By blending the poetic with the quotidian, organizational strategies and cultures can find common ground.

(originally published by Booz & Company)

A winning strategy does not a winner make. Companies around the world are coming to the realization that the right strategy is crucial but not always sufficient. And when great strategies fail, leaders often instinctively know the reason. Their next question is, How do we fix our culture?

Easier asked than accomplished. To change a corporate culture means to change the attitudes, values, and habits that persist under the surface, adding up to a tacit consensus about “what’s OK and what’s not OK to do in this company.” When a new strategy doesn’t succeed, the culture is indeed often the cause, but not because the old culture is “wrong.” Rather, some aspect of the new strategy has unintentionally contradicted (or seemed to contradict) the generally accepted behavior. For example, some automobile companies, copying Toyota’s example, have tried to institute new product development methods where engineers talk openly about common design problems.

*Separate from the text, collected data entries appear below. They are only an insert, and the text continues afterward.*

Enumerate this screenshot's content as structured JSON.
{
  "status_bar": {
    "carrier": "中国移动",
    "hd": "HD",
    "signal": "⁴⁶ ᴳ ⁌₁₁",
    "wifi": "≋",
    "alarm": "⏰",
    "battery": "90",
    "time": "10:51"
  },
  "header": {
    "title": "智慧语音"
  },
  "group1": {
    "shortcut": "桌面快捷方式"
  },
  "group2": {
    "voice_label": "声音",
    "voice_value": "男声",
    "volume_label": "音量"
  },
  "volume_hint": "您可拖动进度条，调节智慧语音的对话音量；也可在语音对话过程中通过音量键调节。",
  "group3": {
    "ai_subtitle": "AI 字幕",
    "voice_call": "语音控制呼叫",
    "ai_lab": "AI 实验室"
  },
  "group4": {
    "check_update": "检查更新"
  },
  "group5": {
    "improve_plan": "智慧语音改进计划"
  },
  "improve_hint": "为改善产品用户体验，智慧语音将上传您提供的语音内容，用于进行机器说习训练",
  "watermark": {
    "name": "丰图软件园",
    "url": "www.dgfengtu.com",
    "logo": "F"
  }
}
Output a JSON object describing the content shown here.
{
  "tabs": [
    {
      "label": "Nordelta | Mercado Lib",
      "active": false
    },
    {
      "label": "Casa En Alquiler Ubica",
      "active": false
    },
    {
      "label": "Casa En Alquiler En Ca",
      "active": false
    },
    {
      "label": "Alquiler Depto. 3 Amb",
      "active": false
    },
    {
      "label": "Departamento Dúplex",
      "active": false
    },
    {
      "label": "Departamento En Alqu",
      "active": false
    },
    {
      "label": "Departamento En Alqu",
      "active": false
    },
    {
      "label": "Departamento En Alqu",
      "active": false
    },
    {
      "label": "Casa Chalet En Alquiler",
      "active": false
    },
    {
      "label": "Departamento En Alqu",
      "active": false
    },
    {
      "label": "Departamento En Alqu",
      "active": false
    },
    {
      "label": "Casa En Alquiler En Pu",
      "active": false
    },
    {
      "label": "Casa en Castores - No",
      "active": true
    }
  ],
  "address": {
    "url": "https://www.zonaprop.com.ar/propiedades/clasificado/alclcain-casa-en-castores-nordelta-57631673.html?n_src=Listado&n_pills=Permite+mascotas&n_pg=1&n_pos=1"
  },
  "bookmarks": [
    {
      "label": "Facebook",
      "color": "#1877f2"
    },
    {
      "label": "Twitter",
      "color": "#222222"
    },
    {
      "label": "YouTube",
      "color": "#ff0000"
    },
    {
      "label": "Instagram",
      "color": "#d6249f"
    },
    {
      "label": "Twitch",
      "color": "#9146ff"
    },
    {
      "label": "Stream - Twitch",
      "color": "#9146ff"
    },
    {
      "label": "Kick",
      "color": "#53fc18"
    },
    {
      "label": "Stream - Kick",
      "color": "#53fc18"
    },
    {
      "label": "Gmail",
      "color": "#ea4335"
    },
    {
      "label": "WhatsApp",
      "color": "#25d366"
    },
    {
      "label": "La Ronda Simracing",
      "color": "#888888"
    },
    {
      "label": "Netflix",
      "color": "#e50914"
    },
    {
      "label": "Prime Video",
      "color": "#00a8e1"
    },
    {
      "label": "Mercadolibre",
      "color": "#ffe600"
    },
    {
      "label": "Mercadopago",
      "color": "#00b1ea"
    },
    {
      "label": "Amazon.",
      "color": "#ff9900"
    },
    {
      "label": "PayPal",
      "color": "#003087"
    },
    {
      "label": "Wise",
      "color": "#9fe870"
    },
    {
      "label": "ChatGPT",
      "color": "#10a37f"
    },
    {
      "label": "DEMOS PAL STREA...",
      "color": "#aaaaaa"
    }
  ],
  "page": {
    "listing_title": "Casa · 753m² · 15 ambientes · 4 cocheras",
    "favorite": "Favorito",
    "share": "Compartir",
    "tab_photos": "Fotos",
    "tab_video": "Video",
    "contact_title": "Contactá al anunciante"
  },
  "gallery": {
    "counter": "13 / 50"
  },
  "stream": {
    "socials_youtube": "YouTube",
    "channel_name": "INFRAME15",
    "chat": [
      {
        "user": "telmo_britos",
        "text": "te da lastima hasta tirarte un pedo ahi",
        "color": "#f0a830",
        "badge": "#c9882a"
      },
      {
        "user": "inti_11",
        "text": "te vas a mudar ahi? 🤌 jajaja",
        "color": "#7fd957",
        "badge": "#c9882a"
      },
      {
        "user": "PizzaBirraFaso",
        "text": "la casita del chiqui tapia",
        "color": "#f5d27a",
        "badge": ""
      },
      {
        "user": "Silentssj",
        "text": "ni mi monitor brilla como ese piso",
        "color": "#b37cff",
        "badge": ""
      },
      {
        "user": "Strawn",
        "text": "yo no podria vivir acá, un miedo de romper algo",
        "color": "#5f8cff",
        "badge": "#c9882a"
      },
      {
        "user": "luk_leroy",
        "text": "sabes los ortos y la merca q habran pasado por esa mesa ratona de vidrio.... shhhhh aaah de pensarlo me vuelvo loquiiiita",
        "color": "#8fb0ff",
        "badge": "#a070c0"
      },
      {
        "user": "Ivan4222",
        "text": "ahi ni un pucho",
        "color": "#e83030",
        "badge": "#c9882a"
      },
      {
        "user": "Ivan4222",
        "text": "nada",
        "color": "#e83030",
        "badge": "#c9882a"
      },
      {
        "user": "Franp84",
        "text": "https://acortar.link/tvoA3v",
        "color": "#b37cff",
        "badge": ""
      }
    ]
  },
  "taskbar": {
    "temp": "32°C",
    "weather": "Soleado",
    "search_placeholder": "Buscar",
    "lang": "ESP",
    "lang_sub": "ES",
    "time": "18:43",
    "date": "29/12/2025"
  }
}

But this contradicted a cultural rule: Do not name a problem without offering a solution.

A manager who seeks to change a culture must ask two questions before taking action. The first is the province of philosophers: Why must the organization make this change? In other words, what are the new goals — tactical, strategic, and cultural — we are taking on?

The second question is the province of engineers: What kinds of means and mechanisms must the company set into place to help realize this change? In other words, what can we design and implement to give our new goals the legitimacy they need?

The philosopher’s work might be called purpose; it involves deliberately choosing an identity that resonates with both the corporate goals and the human condition. The engineer’s domain could be called the organizational DNA; like the work of genetic engineering, it establishes the structural parameters that shape the growth and evolution of the enterprise.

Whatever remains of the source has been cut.